The NCA has operated its own Protected Persons Unit which included the UKPPS Central Services, providing strategic co-ordination to the regional units, since 2013. But now officers and staff will transfer or be seconded into the NCA to form a new national service.
The UK Protected Persons Service provides protection to people judged to be at risk of serious harm and in need of specialist protection arrangements. This may include witnesses, victims of crime facing significant threats or individuals in some way helping with the investigation of serious crime.
The move to create a single national service was agreed by the National Police Chiefs Council in 2017, and was an action from the Government’s Serious and Organised Crime Strategy in 2018.
The units will continue to be based regionally under the management of the NCA and those already receiving protection arrangements will see no change.
Protected persons units based in the Metropolitan Police Service, PSNI and Police Scotland will be aligned to the national service and will continue to work closely with it.
NCA Director General Lynne Owens said:
“The NCA’s mission is to lead the fight to cut serious and organised crime. As part of that we aim to develop and deliver specialist capabilities that are best delivered nationally.
“This change is consistent with that. It will enable us to build on the siloed foundations of the previous system to developing a service that can provide a significant contribution to the fight against serious and organised crime.
“Moving to a national structure will ensure consistent delivery and oversight of a unique and specialist service, and I am delighted to welcome those officers who are joining us into the NCA.”
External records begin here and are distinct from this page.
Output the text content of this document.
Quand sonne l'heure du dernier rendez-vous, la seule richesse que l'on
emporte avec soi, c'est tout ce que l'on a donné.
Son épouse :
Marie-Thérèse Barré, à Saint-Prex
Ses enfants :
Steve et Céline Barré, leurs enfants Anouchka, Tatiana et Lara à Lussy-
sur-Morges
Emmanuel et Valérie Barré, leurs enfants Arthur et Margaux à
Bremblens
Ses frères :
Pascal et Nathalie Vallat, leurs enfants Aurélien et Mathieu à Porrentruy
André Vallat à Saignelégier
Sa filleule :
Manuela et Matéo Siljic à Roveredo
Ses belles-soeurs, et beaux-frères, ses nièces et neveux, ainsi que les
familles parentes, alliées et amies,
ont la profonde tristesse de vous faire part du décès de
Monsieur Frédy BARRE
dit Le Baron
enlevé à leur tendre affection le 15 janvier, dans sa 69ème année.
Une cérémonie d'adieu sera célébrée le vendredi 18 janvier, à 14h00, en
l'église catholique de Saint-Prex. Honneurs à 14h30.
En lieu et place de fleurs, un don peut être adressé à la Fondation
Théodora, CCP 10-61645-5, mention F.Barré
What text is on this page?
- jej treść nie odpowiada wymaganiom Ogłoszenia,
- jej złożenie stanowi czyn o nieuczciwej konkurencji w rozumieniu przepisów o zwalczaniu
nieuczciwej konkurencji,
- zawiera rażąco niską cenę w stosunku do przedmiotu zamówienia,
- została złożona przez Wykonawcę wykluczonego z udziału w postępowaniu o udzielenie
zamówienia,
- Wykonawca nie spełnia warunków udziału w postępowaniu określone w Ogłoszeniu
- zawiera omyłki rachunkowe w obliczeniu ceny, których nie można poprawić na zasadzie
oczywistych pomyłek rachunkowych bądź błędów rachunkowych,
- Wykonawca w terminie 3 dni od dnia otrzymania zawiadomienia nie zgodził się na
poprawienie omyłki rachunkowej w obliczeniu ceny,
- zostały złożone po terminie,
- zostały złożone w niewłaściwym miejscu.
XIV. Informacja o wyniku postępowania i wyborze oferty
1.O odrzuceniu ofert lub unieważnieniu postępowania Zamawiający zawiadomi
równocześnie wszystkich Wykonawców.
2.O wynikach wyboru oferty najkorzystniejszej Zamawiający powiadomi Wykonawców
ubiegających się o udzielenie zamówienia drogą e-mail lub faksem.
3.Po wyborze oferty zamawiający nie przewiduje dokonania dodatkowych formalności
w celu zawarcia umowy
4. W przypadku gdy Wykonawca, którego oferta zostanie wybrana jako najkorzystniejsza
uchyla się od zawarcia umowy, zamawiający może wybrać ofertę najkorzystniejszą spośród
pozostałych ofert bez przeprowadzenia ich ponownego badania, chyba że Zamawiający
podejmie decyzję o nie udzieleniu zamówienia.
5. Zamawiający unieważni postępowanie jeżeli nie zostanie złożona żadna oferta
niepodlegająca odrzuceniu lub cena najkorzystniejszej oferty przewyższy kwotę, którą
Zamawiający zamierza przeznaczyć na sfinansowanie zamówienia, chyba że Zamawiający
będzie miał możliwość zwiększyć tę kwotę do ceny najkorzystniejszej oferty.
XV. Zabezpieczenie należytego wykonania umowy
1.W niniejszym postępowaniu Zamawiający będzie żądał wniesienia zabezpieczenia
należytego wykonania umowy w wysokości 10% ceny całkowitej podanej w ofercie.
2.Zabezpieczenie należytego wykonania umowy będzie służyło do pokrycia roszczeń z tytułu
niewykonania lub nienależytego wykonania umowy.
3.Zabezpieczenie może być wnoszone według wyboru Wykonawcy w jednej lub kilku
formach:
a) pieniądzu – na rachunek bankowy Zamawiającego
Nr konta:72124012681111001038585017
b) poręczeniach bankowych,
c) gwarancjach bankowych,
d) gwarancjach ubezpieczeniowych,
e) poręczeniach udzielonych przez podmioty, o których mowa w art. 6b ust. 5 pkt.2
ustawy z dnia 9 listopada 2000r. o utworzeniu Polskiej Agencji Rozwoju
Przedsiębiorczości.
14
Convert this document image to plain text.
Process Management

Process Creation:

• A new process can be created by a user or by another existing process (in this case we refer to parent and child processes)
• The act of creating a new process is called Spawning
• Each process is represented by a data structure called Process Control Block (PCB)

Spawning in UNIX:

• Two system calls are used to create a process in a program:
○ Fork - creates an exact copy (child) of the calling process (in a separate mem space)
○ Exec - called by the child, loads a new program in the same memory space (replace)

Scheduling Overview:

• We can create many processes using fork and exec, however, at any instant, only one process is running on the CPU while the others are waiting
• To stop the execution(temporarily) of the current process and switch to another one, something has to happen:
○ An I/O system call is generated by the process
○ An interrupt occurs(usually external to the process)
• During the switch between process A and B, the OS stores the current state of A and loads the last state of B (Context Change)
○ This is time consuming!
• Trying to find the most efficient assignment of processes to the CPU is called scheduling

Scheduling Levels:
National police lead for protected persons, Chief Constable Carl Foulkes, said:
“The development of the national protected persons service has been subject of significant work between the Home Office, policing and NCA over a number of years.
“There is a clear aspiration from us all to develop the finest service possible established on the reputation built over many years to ensure a consistent service which fits an ever changing law enforcement environment.
“As the policing lead I am both proud to get to this point and excited for the future of the service.”
Minister for Security and Economic Crime Ben Wallace said:
“Any vulnerable person whose life could be in danger must be given the best possible protection. The national UKPPS will ensure those in need receive the expert support and protection no matter where they are in the UK.
“Those who jeopardise their own safety to bring criminals to justice are the unsung heroes of society and we owe a lot to those officers who provide vital support and protection.
“The establishment of a truly national protected persons service underlines the commitment by this Government that our number one priority is public safety.”